Adversarial Self-Supervised Scene Flow Estimation

TL;DR

This paper introduces a novel self-supervised adversarial metric learning method for scene flow estimation in 3D point clouds, achieving state-of-the-art results without manual annotations.

Contribution

It presents a new self-supervised approach with adversarial metric learning, a multi-scale triplet loss, and a benchmark for progressive evaluation of scene flow methods.

Findings

Outperforms recent neighbor-based methods

Captures motion coherence and preserves local geometry

Struggles with occlusions in complex scenes

Abstract

This work proposes a metric learning approach for self-supervised scene flow estimation. Scene flow estimation is the task of estimating 3D flow vectors for consecutive 3D point clouds. Such flow vectors are fruitful, \eg for recognizing actions, or avoiding collisions. Training a neural network via supervised learning for scene flow is impractical, as this requires manual annotations for each 3D point at each new timestamp for each scene.
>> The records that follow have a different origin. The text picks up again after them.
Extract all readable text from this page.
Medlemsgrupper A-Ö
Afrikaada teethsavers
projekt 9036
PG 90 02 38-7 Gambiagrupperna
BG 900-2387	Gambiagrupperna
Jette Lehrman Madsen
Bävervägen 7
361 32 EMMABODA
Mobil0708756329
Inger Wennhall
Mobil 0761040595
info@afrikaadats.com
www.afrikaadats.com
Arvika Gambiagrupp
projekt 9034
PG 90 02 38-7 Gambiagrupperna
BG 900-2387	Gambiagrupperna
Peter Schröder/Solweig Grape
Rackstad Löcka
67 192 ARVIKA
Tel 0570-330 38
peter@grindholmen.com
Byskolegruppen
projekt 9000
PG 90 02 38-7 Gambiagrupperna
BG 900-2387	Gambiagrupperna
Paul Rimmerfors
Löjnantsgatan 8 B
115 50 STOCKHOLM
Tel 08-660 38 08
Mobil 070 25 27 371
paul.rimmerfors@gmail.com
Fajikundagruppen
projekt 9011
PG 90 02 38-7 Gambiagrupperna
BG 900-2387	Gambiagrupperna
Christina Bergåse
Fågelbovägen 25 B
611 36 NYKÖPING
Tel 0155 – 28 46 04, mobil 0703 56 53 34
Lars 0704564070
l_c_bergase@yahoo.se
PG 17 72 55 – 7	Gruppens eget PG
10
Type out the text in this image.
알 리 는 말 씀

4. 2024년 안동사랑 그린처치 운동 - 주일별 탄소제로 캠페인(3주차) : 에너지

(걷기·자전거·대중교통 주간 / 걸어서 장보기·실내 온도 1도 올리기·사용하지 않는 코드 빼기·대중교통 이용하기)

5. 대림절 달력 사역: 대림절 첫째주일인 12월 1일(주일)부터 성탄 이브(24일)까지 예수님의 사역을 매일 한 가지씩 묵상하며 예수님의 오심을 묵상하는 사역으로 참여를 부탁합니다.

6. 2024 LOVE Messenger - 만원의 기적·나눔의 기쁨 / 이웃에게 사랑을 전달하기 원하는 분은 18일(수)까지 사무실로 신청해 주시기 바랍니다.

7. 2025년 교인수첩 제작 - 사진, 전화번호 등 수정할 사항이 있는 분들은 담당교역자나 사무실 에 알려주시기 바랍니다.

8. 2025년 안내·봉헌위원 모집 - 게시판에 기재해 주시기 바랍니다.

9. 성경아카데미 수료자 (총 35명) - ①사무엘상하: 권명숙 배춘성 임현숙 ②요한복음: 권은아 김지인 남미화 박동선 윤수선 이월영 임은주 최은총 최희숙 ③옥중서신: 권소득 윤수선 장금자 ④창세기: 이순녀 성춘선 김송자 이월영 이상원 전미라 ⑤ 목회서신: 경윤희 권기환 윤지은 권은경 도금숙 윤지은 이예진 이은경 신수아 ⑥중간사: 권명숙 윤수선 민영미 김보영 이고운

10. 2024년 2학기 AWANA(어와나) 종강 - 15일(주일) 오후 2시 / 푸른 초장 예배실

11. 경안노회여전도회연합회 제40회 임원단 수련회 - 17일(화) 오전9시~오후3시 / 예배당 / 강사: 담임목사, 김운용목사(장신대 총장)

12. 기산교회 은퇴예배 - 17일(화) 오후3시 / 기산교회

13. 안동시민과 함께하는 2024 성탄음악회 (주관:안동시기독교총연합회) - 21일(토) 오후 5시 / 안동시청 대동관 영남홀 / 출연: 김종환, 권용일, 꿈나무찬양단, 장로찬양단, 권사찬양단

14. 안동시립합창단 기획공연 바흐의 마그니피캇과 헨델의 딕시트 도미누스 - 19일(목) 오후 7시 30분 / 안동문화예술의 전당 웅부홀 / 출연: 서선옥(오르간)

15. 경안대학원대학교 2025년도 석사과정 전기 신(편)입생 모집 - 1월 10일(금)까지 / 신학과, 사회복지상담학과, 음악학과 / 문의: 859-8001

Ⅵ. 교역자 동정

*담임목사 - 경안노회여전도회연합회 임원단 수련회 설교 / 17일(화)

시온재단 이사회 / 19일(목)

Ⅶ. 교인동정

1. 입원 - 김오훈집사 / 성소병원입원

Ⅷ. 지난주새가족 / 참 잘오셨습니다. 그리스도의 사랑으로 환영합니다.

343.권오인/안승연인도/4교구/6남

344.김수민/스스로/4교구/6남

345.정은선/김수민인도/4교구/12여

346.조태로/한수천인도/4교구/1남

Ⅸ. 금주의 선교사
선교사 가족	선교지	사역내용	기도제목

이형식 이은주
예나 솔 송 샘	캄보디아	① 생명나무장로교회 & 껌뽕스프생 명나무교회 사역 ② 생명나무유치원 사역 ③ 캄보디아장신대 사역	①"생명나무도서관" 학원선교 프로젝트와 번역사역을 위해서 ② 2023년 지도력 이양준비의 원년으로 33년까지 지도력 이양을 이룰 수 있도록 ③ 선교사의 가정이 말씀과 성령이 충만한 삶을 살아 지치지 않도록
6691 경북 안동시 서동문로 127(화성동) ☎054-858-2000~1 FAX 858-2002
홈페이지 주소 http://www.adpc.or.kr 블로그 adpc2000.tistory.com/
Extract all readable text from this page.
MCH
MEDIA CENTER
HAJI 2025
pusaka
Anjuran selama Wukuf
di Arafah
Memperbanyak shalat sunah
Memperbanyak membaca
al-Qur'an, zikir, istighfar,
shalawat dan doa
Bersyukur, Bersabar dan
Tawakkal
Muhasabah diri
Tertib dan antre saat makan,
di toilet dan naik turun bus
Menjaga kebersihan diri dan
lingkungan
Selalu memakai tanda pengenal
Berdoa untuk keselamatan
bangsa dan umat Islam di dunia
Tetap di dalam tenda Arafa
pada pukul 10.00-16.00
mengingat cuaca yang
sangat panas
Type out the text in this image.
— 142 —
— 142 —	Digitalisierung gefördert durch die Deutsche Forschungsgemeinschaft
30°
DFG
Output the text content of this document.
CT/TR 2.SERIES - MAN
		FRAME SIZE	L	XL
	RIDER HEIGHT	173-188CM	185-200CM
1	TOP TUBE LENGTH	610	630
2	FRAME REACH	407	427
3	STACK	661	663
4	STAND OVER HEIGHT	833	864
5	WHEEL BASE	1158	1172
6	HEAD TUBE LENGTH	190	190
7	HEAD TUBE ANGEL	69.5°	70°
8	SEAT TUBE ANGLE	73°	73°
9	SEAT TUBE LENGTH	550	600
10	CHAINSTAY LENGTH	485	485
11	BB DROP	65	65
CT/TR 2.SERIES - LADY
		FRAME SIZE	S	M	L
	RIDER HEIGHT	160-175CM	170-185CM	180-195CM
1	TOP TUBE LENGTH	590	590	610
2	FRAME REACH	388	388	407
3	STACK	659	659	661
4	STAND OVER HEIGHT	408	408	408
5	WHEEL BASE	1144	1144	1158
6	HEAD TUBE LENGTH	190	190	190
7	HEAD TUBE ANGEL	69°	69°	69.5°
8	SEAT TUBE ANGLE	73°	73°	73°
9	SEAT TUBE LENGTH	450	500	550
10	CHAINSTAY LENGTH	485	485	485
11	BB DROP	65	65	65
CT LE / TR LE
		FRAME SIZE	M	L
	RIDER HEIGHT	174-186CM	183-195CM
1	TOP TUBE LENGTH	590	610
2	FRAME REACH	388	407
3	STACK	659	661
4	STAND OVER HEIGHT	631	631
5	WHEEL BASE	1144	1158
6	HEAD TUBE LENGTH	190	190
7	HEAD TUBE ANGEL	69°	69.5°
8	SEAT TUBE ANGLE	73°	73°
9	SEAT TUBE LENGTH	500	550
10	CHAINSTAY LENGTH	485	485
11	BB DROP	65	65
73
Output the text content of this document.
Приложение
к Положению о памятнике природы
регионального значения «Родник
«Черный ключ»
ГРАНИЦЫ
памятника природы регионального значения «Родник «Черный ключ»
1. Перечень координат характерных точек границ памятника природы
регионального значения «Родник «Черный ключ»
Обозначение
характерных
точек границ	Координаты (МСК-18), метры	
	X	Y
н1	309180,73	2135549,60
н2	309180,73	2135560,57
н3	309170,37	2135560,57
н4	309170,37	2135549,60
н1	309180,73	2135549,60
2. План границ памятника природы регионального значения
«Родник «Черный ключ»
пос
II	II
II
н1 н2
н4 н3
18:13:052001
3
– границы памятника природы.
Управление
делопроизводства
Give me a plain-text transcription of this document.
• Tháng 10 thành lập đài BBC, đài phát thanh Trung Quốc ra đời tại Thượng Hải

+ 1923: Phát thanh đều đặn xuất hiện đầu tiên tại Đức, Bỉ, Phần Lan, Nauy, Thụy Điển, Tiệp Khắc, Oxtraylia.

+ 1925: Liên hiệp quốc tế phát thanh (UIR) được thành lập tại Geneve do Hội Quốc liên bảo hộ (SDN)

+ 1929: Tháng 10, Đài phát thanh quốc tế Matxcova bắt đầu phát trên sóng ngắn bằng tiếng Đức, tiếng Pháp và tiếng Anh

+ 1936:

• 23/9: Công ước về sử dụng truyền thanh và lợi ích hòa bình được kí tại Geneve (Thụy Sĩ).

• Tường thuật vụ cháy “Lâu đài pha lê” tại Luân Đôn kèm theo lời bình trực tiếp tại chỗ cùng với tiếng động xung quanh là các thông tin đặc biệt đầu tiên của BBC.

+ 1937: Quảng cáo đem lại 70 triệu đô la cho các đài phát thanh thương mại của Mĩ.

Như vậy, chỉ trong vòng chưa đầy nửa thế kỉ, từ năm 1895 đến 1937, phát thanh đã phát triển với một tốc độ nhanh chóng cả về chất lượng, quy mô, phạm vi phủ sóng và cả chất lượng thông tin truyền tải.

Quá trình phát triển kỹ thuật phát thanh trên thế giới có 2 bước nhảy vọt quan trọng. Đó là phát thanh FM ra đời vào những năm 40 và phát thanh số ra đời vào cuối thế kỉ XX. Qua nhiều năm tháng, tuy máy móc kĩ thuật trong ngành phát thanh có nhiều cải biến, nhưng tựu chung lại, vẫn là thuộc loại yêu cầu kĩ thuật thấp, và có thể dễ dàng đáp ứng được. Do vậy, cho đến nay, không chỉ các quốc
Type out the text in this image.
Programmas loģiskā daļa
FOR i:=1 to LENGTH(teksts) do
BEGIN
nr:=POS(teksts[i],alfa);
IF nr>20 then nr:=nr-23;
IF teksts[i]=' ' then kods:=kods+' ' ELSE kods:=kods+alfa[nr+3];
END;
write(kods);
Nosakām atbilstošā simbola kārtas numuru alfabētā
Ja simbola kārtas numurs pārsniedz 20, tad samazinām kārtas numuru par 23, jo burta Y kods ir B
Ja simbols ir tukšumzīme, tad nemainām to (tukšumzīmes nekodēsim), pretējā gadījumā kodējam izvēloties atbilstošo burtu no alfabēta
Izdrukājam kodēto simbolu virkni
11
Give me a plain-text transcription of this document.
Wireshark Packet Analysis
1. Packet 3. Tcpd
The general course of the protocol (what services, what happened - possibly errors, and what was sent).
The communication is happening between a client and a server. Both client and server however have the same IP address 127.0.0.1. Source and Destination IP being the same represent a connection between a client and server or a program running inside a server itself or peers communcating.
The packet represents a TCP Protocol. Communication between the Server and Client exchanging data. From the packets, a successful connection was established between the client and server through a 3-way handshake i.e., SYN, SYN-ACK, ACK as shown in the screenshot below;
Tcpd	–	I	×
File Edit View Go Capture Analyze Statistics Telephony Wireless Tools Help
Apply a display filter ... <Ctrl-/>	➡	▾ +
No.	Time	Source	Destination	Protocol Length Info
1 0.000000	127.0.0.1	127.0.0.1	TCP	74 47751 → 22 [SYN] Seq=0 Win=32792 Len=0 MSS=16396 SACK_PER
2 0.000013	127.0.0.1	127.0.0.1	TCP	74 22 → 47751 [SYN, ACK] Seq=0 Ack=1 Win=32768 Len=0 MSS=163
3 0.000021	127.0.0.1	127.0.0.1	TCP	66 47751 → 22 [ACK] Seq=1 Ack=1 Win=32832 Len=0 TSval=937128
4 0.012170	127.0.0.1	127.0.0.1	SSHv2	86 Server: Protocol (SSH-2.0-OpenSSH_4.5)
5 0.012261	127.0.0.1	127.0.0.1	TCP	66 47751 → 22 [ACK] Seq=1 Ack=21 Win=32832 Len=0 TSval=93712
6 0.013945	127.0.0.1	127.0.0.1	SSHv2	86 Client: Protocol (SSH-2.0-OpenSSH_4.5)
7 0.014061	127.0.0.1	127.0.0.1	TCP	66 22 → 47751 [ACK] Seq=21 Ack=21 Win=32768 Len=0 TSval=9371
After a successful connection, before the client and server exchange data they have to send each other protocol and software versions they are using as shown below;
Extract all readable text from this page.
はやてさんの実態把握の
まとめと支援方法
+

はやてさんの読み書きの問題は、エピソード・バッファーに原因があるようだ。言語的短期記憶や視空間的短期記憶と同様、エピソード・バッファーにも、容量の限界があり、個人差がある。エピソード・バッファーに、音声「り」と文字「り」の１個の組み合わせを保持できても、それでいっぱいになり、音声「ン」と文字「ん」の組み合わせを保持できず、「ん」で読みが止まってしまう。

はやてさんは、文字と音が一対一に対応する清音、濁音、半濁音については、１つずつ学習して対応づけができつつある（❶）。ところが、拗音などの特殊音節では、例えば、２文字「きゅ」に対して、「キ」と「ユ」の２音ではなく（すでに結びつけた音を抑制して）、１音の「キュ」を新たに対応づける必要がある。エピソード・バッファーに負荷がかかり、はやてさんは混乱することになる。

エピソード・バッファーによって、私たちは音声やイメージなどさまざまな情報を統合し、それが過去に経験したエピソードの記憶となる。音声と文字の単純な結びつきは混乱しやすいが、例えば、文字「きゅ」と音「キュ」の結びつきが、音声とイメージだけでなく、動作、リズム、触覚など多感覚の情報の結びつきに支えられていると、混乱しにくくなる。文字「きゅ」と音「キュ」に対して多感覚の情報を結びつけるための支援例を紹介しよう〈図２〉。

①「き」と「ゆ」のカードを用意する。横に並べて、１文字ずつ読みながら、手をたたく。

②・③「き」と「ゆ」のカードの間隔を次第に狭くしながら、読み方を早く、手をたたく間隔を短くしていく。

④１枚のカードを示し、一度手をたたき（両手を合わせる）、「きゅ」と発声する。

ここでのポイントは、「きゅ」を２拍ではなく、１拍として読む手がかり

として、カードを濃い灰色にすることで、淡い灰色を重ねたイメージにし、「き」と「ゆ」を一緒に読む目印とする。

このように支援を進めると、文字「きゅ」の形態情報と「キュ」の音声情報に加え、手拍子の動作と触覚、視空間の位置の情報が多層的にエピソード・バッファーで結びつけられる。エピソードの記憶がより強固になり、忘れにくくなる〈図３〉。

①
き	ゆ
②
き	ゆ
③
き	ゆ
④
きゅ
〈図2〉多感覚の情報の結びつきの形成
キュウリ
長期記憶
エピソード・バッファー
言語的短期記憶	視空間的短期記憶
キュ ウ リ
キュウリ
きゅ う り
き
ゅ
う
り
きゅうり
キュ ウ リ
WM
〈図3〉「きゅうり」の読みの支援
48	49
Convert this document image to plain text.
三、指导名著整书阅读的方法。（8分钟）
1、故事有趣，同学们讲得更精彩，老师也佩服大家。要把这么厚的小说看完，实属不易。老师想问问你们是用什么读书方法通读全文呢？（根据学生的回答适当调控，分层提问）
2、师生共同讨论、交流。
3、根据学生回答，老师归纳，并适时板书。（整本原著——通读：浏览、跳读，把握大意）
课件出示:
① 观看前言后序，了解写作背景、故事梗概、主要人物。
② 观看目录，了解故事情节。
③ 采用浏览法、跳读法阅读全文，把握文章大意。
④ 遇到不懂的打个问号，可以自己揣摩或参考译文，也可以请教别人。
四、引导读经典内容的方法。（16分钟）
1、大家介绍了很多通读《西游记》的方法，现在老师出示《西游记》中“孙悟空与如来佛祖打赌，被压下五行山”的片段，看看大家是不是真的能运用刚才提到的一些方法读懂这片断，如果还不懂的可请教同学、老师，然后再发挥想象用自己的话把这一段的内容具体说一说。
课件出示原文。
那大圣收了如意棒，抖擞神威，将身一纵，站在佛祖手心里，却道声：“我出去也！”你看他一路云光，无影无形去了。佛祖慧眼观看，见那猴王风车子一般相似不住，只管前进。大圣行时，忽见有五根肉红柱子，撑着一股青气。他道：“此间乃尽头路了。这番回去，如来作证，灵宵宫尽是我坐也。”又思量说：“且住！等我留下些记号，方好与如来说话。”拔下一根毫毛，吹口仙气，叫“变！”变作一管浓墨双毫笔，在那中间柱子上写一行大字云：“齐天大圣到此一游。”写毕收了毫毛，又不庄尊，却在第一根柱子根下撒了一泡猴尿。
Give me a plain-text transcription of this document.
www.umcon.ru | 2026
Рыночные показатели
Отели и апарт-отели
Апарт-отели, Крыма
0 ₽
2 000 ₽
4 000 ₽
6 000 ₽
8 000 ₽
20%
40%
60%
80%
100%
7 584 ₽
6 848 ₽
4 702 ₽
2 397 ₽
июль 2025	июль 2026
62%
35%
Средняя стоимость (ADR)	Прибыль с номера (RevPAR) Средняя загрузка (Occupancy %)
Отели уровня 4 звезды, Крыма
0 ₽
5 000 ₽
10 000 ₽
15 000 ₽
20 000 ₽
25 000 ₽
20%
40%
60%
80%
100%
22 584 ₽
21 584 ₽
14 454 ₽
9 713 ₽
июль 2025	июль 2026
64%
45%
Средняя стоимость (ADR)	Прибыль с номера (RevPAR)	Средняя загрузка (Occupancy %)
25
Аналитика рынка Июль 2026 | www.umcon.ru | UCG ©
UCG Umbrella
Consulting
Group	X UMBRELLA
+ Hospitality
To that end, we seek for a self-supervised approach, where a network learns a latent metric to distinguish between points translated by flow estimations and the target point cloud. Our adversarial metric learning includes a multi-scale triplet loss on sequences of two-point clouds as well as a cycle consistency loss. Furthermore, we outline a benchmark for self-supervised scene flow estimation: the Scene Flow Sandbox. The benchmark consists of five datasets designed to study individual aspects of flow estimation in progressive order of complexity, from a moving object to real-world scenes. Experimental evaluation on the benchmark shows that our approach obtains state-of-the-art self-supervised scene flow results, outperforming recent neighbor-based approaches. We use our proposed benchmark to expose shortcomings and draw insights on various training setups. We find that our setup captures motion coherence and preserves local geometries. Dealing with occlusions, on the other hand, is still an open challenge.